3 OHIO FIRST DISTRICT COURT OF APPEALS

innocence here,” when the evidence, which included the statements of two civilian

eyewitnesses, showed that while Derkson’s “original intent [had been directed at]

some other people,” he had “run[] toward [the police officer], firing as he was doing

so.” Defense counsel, as he had at the plea hearing, explained that Derkson’s

“defense was going to be [that he] * * * was firing at another individual [and] [d]idn’t

even know the police officer was there until the police officer started firing back at

him.” That, counsel surmised, was what Derkson continued to “struggle” with, and

why “he’s had second thoughts” about his plea agreement, because “he didn’t in his

mind * * * knowingly fire at a police officer.”

{¶9} Following the hearing, the trial court overruled the motion and

imposed the agreed sentences. We affirmed that ruling in the direct appeal. See

Derkson, 1st Dist. Hamilton No. C-120717.

The Postconviction Claims

{¶10} A counseled knowing, voluntary, and intelligent guilty plea waives any

“independent claims relating to the deprivation of constitutional rights that occurred

prior to the entry of the guilty plea.” Tollett v. Henderson, 411 U.S. 258, 267, 93 S.Ct.
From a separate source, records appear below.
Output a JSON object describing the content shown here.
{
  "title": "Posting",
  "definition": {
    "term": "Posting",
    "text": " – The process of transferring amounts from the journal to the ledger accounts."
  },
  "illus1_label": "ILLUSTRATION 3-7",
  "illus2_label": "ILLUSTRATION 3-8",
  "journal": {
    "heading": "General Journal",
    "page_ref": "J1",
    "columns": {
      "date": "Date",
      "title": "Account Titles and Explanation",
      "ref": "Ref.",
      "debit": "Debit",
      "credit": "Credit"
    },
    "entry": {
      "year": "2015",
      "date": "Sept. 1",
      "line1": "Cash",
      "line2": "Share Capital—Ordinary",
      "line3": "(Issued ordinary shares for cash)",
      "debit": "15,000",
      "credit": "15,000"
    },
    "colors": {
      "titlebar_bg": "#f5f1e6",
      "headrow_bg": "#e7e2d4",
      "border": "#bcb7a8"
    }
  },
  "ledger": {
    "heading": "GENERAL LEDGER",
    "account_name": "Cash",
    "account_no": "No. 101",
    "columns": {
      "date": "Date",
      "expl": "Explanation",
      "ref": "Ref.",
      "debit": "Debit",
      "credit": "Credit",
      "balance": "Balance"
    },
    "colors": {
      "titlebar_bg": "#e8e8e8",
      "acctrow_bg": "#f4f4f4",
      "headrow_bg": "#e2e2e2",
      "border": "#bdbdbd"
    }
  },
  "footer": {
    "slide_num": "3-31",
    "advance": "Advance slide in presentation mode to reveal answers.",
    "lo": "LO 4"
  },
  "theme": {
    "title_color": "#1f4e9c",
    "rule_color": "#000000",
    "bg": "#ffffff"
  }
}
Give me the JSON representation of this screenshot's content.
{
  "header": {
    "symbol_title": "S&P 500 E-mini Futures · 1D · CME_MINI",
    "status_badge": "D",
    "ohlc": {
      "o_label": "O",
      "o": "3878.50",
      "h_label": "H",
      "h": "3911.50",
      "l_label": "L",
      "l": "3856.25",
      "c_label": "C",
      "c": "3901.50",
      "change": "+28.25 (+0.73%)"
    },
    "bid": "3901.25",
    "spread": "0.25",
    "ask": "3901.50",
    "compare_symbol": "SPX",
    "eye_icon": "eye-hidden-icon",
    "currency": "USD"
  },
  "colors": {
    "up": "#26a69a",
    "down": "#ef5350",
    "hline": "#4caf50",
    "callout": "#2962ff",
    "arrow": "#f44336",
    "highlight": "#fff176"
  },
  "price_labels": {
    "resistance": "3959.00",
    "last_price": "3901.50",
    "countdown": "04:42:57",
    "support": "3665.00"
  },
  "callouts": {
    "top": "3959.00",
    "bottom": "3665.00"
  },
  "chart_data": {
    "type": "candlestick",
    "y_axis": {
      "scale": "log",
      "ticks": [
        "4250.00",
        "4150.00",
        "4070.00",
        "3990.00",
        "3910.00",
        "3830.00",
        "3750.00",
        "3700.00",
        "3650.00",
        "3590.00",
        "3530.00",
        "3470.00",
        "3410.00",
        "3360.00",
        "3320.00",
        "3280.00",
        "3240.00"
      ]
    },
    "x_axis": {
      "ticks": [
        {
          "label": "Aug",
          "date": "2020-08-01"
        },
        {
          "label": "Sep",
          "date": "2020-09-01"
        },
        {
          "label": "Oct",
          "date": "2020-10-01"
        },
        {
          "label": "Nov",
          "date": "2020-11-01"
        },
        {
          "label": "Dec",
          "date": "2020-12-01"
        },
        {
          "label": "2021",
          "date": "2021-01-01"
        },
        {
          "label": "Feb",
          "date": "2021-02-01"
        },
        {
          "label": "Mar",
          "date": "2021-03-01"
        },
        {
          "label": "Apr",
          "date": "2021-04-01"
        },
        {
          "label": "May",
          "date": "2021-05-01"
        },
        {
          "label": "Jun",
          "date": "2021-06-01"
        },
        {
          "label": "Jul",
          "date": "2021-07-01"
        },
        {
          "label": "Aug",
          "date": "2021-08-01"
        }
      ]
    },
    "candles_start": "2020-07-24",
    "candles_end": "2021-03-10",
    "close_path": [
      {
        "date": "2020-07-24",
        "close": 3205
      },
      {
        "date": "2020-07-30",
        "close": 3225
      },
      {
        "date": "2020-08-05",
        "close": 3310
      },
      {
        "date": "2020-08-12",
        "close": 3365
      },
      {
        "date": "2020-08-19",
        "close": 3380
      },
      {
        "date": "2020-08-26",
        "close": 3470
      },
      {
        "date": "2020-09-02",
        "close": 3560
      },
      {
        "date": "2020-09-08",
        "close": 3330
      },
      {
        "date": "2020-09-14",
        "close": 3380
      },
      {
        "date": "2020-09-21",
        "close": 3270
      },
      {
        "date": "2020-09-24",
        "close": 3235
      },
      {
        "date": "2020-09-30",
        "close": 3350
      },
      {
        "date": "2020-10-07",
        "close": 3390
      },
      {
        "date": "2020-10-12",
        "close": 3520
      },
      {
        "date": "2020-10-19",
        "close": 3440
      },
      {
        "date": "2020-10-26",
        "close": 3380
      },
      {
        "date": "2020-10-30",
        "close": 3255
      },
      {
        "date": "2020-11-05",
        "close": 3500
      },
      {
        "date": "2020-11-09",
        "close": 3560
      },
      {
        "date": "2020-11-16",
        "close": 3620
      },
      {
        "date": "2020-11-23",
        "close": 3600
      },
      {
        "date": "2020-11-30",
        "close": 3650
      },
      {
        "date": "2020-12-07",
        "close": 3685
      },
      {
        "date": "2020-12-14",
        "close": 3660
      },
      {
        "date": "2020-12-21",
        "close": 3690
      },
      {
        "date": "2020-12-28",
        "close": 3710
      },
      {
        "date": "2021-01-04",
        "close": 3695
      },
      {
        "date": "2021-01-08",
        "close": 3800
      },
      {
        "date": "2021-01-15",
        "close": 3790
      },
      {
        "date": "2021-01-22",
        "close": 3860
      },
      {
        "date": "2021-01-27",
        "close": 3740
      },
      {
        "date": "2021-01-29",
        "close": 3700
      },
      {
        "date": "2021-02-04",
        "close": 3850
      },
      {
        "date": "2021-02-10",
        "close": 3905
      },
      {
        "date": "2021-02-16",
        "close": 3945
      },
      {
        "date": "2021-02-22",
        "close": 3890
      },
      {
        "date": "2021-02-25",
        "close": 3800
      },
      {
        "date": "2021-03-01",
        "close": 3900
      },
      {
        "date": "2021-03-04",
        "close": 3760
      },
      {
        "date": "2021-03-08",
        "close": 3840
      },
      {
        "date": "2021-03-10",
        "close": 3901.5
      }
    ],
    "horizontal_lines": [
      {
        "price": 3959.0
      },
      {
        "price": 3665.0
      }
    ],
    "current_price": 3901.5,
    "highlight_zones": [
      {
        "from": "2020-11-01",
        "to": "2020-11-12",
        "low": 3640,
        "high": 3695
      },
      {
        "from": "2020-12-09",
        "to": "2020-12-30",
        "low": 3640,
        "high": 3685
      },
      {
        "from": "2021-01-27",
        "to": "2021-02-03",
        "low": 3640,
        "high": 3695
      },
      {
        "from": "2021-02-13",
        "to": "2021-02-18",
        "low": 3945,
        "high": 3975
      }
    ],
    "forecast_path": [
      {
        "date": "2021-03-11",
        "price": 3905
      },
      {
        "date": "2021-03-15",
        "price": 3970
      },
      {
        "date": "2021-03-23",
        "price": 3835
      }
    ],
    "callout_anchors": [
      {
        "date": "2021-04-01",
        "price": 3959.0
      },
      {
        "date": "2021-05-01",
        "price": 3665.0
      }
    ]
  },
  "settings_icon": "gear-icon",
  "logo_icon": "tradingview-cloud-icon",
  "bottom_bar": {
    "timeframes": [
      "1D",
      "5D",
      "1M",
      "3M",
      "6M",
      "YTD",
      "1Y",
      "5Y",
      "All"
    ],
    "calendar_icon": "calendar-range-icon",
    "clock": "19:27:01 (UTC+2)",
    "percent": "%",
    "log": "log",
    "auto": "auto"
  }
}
1602, 36 L.Ed.2d 235 (1973); State v. Spates, 64 Ohio St.3d 269, 272, 595 N.E.2d 351

(1992); State v. Morgan, 1st Dist. Hamilton No. C-080011, 2009-Ohio-1370, ¶ 25.

The plea constitutes a complete admission of guilt and removes any issues of factual

guilt from the case. See Crim.R. 11(B)(1); State v. Wilson, 58 Ohio St.2d 52, 388

N.E.2d 745 (1979), paragraph one of the syllabus; State v. Montenegro, 1st Dist.

Hamilton No. C-010160, 2001 Ohio App. LEXIS 5764 (Dec. 21, 2001).

{¶11} But Derkson, in his postconviction petition, did not simply allege a

discovery violation or state a claim of actual innocence. He asserted that his guilty

pleas had been the unknowing and unintelligent product of prosecutorial misconduct,

4 OHIO FIRST DISTRICT COURT OF APPEALS

in failing to disclose in discovery evidence showing his actual innocence of felonious

assault and the peace-officer specification, and of his trial counsel’s ineffectiveness, in

failing to request or to seek to compel discovery of the undisclosed evidence and in

failing, at the hearing on his presentence motion to withdraw his pleas, to argue his

actual innocence.

{¶12} Prosecutorial misconduct. The fair-trial guarantee of the Due

Process Clause of the Fourteenth Amendment to the United States Constitution

imposes upon the state a duty to disclose to a criminal accused evidence material to

his guilt or innocence. See Brady v. Maryland, 373 U.S. 87, 83 S.Ct. 1194, 10

L.Ed.2d 215 (1963). Evidence is “material” if there is a “reasonable probability” that

its disclosure would have been outcome-determinative. United States v.